Her career in the law has taken her from commercial law to disability rights and mental health work, advocacy and charity management. She joined Ipswich Council for Racial Equality in 2006, setting up a specialist discrimination law and awareness-raising project known as Tackling Discrimination in the East and becoming their Director of Legal Services and joint Chief Executive in 2012.
About this time, she realised that cuts to legal aid would hit hard in Suffolk, affecting the most vulnerable and disadvantaged and started working towards setting up a Law Centre, which was finally launched in 2018.
Audrey promotes understanding of and commitment to human rights through a Facebook page KOHRS – Keeping our Human Rights in Suffolk.
Amy Wragg – SoapBox Poetry
Amy SoapBox occasionally likes to take the stage in between running loads of gigs, working at festivals and dreaming. She plays ukulele, occasionally writes poems and is often very funny, although never intentionally. She likes to regale anyone who will listen with tales of the excellent East Anglian music & arts scene, rich spoken word and incredible original musicians. She generally plays and reads covers at the moment but one day, when she grows up, she hopes very much to write some good poems and songs of her own.
WASSUP – Conversation with our Sisters
WASSUP was set up, by four young women in Ipswich.

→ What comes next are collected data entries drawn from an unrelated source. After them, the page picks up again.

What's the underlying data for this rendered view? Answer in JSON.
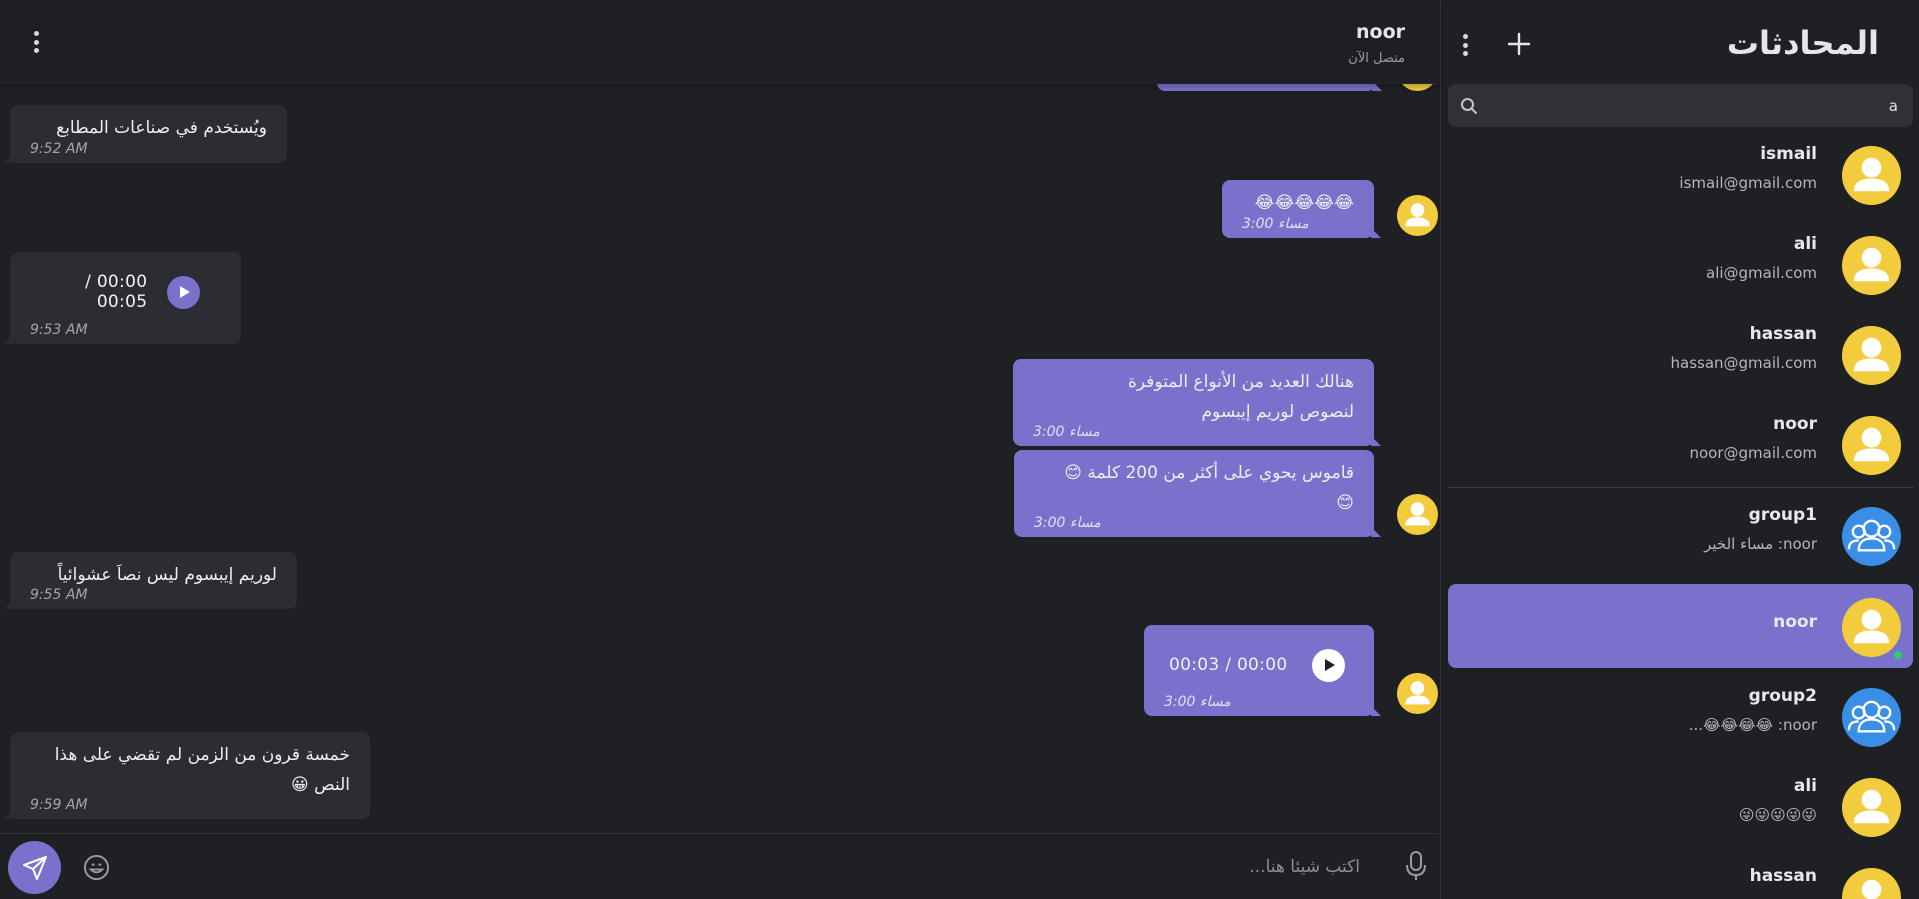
{
  "colors": {
    "background": "#1f2024",
    "accent": "#7a71cc",
    "incoming_bubble": "#2c2d32",
    "avatar_yellow": "#f3cc3d",
    "group_blue": "#3b8ee6",
    "online_green": "#2ecc71"
  },
  "chat": {
    "header": {
      "name": "noor",
      "status": "متصل الآن",
      "menu_icon": "kebab-menu-icon"
    },
    "messages": [
      {
        "direction": "in",
        "text": "ويُستخدم في صناعات المطابع",
        "time": "9:52 AM"
      },
      {
        "direction": "out",
        "text": "😂😂😂😂😂",
        "time": "3:00 مساء"
      },
      {
        "direction": "in",
        "type": "audio",
        "duration": "00:00 / 00:05",
        "time": "9:53 AM"
      },
      {
        "direction": "out",
        "text_lines": [
          "هنالك العديد من الأنواع المتوفرة",
          "لنصوص لوريم إيبسوم"
        ],
        "time": "3:00 مساء"
      },
      {
        "direction": "out",
        "text_lines": [
          "قاموس يحوي على أكثر من 200 كلمة 😊",
          "😊"
        ],
        "time": "3:00 مساء"
      },
      {
        "direction": "in",
        "text": "لوريم إيبسوم ليس نصاَ عشوائياً",
        "time": "9:55 AM"
      },
      {
        "direction": "out",
        "type": "audio",
        "duration": "00:00 / 00:03",
        "time": "3:00 مساء"
      },
      {
        "direction": "in",
        "text_lines": [
          "خمسة قرون من الزمن لم تقضي على هذا",
          "النص 😀"
        ],
        "time": "9:59 AM"
      }
    ],
    "composer": {
      "placeholder": "اكتب شيئا هنا...",
      "send_icon": "send-icon",
      "emoji_icon": "emoji-icon",
      "mic_icon": "microphone-icon"
    }
  },
  "sidebar": {
    "title": "المحادثات",
    "add_icon": "plus-icon",
    "menu_icon": "kebab-menu-icon",
    "search": {
      "value": "a",
      "icon": "search-icon"
    },
    "contacts": [
      {
        "name": "ismail",
        "subtitle": "ismail@gmail.com",
        "type": "user"
      },
      {
        "name": "ali",
        "subtitle": "ali@gmail.com",
        "type": "user"
      },
      {
        "name": "hassan",
        "subtitle": "hassan@gmail.com",
        "type": "user"
      },
      {
        "name": "noor",
        "subtitle": "noor@gmail.com",
        "type": "user"
      }
    ],
    "conversations": [
      {
        "name": "group1",
        "sender": "noor",
        "preview": "مساء الخير",
        "type": "group"
      },
      {
        "name": "noor",
        "subtitle": "",
        "type": "user",
        "active": true,
        "online": true
      },
      {
        "name": "group2",
        "sender": "noor",
        "preview": "😂😂😂😂...",
        "type": "group"
      },
      {
        "name": "ali",
        "subtitle": "😜😜😜😜😜",
        "type": "user"
      },
      {
        "name": "hassan",
        "subtitle": "",
        "type": "user"
      }
    ]
  }
}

Originally based on those members’ personal experiences of child sexual exploitation or abuse, WASSUP has grown into a youth social action programme, attracting 33 young women who as a team volunteer a total of 170 hours each month to raise awareness of domestic abuse, child abuse and sexual violence, identifying gaps in provision and helping to create safer ways to report these crimes. Within the team of 33, a core group of 14 young women meet on a weekly basis to plan events, campaigns, and support the development of an interactive toolkit to facilitate discussions in schools and signpost young people to safety. The group has delivered workshops reaching over 700 young people in high schools and 1,500 in primary schools with their groundbreaking gang grooming workshops.

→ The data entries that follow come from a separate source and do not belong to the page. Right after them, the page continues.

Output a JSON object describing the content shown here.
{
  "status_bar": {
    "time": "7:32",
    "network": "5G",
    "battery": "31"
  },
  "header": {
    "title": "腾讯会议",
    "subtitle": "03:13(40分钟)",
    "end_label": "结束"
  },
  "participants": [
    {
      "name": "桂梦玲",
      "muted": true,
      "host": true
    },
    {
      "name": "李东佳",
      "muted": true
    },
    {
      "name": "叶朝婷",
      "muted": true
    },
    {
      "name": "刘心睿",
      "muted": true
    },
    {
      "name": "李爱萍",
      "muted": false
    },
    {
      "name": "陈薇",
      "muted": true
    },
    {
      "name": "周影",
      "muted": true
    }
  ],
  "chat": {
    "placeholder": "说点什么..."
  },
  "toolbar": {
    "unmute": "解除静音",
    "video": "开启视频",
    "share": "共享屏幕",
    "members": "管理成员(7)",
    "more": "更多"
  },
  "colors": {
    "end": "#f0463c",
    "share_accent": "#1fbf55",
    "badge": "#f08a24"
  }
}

Polly Trenow – Why Economics is a Feminist Issue
Polly Trenow is campaigner of gender equality and economics based in Suffolk. She has over ten years experience in the women’s sector including as Senior Policy Officer for the Fawcett Society and Management Committee Member for the Women’s Budget Group – the UK’s leading organisation for feminist economics. Polly is a member of the New Economy Organisers Network and former Clore Fellow.
Shoomi Chowdhury – Check your Privilege Use your Power
Shoomi and her family moved to Ipswich when she was four and although she now works for Amnesty International in human rights education on a global stage, she still promotes interfaith and community groups in her home town and local area.
Shoomi is a Trustee for the Ipswich Suffolk Muslim Council and runs the monthly Islamic Sisters’ Circle, attended by women of all faiths.
She started her working life for the Bangladeshi Support centre, helping marginalised minority women in Ipswich and went on to do a law degree and Masters in Human Rights.
Now with Amnesty, she tackles many human rights issues including refugee rights and torture and trains activists to make meaningful change in the world.
Hodan Yusuf – Check your Privilege Use your Power
Hodan Yusuf is a poet, writer, multimedia freelance journalist and photographer. She is also a mediator and trainer in conflict resolution.
Hodan has spoken at and read her poetry at many events and venues including ICHR, York University, Muslim Institute, BareLit Festival, in Parliament for International Women’s Day 2018, at the British Library for the inaugural MFest, Amnesty International and many spoken word nights. She is an essayist in the upcoming anthology by Unbound Publishers called “Cut From the Same Cloth”. Hodan is currently working on her debut collection of poetry.